Notes on Volatility

Theo Bousalis - Feb 17, 2022


On the invasion of Ukraine

Most importantly, this is a humanitarian disaster and our thoughts are with the Ukrainian people.  We hope it can be solved with little bloodshed, but at this juncture it looks like a remote possibility. 

As far as the market impacts – we have seen historically, exogenous shocks like military conflicts tend not to have a lasting impact on the markets.  There is a negative initial reaction with a subsequent recovery in most of the cases.  Going back to 1940 the median downdraft was 2%, followed by a gain of 8% in the next 6 months, and over 20% in the subsequent year.  This is calculated as price returns on the Dow Jones Index (as it is long-running).

Source: BMO Nesbitt Burns

On interest rates

We are in a too accommodative interest rate environment right now.  It needs to become a bit tighter before damage is done to the economy.  It typically takes a long time to trigger a recession from the start of lifting rates to the time policy becomes too restrictive and  a recession unfolds (grey vertical bars).  Right now, things still look good but money is shifting to different sectors to adjust for changes in interest rates.

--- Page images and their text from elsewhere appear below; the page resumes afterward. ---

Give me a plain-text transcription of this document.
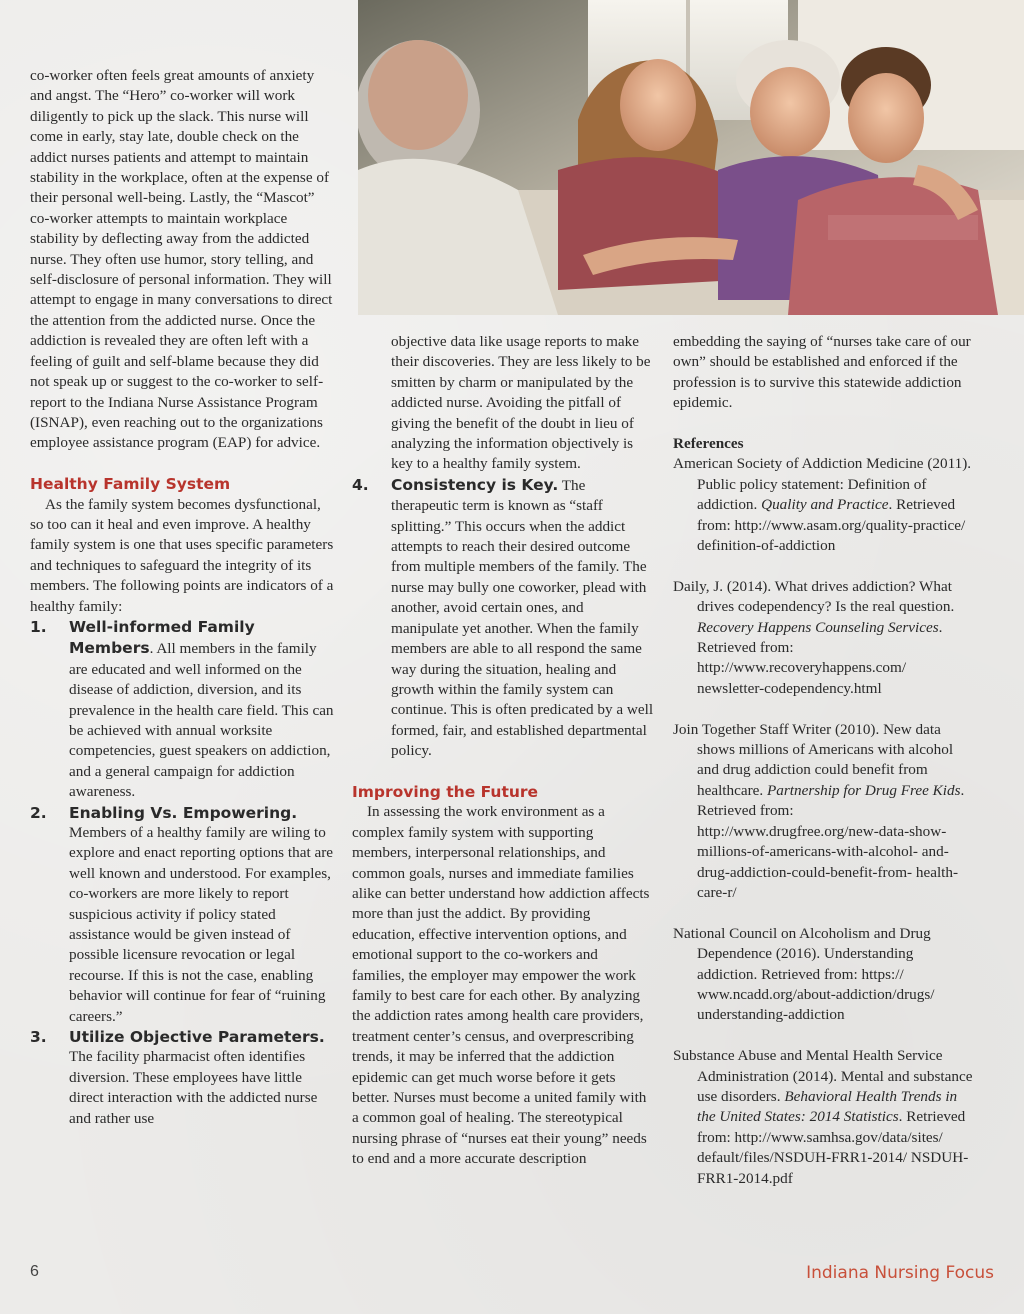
co-worker often feels great amounts of anxiety and angst. The “Hero” co-worker will work diligently to pick up the slack. This nurse will come in early, stay late, double check on the addict nurses patients and attempt to maintain stability in the workplace, often at the expense of their personal well-being. Lastly, the “Mascot” co-worker attempts to maintain workplace stability by deflecting away from the addicted nurse. They often use humor, story telling, and self-disclosure of personal information. They will attempt to engage in many conversations to direct the attention from the addicted nurse. Once the addiction is revealed they are often left with a feeling of guilt and self-blame because they did not speak up or suggest to the co-worker to self-report to the Indiana Nurse Assistance Program (ISNAP), even reaching out to the organizations employee assistance program (EAP) for advice.

Healthy Family System

As the family system becomes dysfunctional, so too can it heal and even improve. A healthy family system is one that uses specific parameters and techniques to safeguard the integrity of its members. The following points are indicators of a healthy family:

1.	Well-informed Family Members. All members in the family are educated and well informed on the disease of addiction, diversion, and its prevalence in the health care field. This can be achieved with annual worksite competencies, guest speakers on addiction, and a general campaign for addiction awareness.
2.	Enabling Vs. Empowering.
Members of a healthy family are wiling to explore and enact reporting options that are well known and understood. For examples, co-workers are more likely to report suspicious activity if policy stated assistance would be given instead of possible licensure revocation or legal recourse. If this is not the case, enabling behavior will continue for fear of “ruining careers.”
3.	Utilize Objective Parameters.
The facility pharmacist often identifies diversion. These employees have little direct interaction with the addicted nurse and rather use

objective data like usage reports to make their discoveries. They are less likely to be smitten by charm or manipulated by the addicted nurse. Avoiding the pitfall of giving the benefit of the doubt in lieu of analyzing the information objectively is key to a healthy family system.

4.	Consistency is Key. The therapeutic term is known as “staff splitting.” This occurs when the addict attempts to reach their desired outcome from multiple members of the family. The nurse may bully one coworker, plead with another, avoid certain ones, and manipulate yet another. When the family members are able to all respond the same way during the situation, healing and growth within the family system can continue. This is often predicated by a well formed, fair, and established departmental policy.

Improving the Future

In assessing the work environment as a complex family system with supporting members, interpersonal relationships, and common goals, nurses and immediate families alike can better understand how addiction affects more than just the addict. By providing education, effective intervention options, and emotional support to the co-workers and families, the employer may empower the work family to best care for each other. By analyzing the addiction rates among health care providers, treatment center’s census, and overprescribing trends, it may be inferred that the addiction epidemic can get much worse before it gets better. Nurses must become a united family with a common goal of healing. The stereotypical nursing phrase of “nurses eat their young” needs to end and a more accurate description

embedding the saying of “nurses take care of our own” should be established and enforced if the profession is to survive this statewide addiction epidemic.

References

American Society of Addiction Medicine (2011). Public policy statement: Definition of addiction. Quality and Practice. Retrieved from: http://www.asam.org/quality-practice/ definition-of-addiction

Daily, J. (2014). What drives addiction? What drives codependency? Is the real question. Recovery Happens Counseling Services. Retrieved from: http://www.recoveryhappens.com/ newsletter-codependency.html

Join Together Staff Writer (2010). New data shows millions of Americans with alcohol and drug addiction could benefit from healthcare. Partnership for Drug Free Kids. Retrieved from: http://www.drugfree.org/new-data-show- millions-of-americans-with-alcohol- and-drug-addiction-could-benefit-from- health-care-r/

National Council on Alcoholism and Drug Dependence (2016). Understanding addiction. Retrieved from: https:// www.ncadd.org/about-addiction/drugs/ understanding-addiction

Substance Abuse and Mental Health Service Administration (2014). Mental and substance use disorders. Behavioral Health Trends in the United States: 2014 Statistics. Retrieved from: http://www.samhsa.gov/data/sites/ default/files/NSDUH-FRR1-2014/ NSDUH-FRR1-2014.pdf

6	Indiana Nursing Focus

Source: Fidelity Investments


I recently had a client email me that she has COVID and is getting through it thankfully.  

On equity market volatility

According to Haver Analytics, insiders of publicly traded corporations are buying into this market pullback as they have at other negative points in history.  Basically, in other points of market stress insiders have typically indicated a temporary bottom. example 03/11/09  Market dropped -44% and insiders were buying.  The old adage is that insiders will sell for many reasons, but they only buy for 1 reason – they feel their company offers compelling value.  Could we be close to a bottom in this pullback that has put the market on its heels so far in 2022? Time will tell.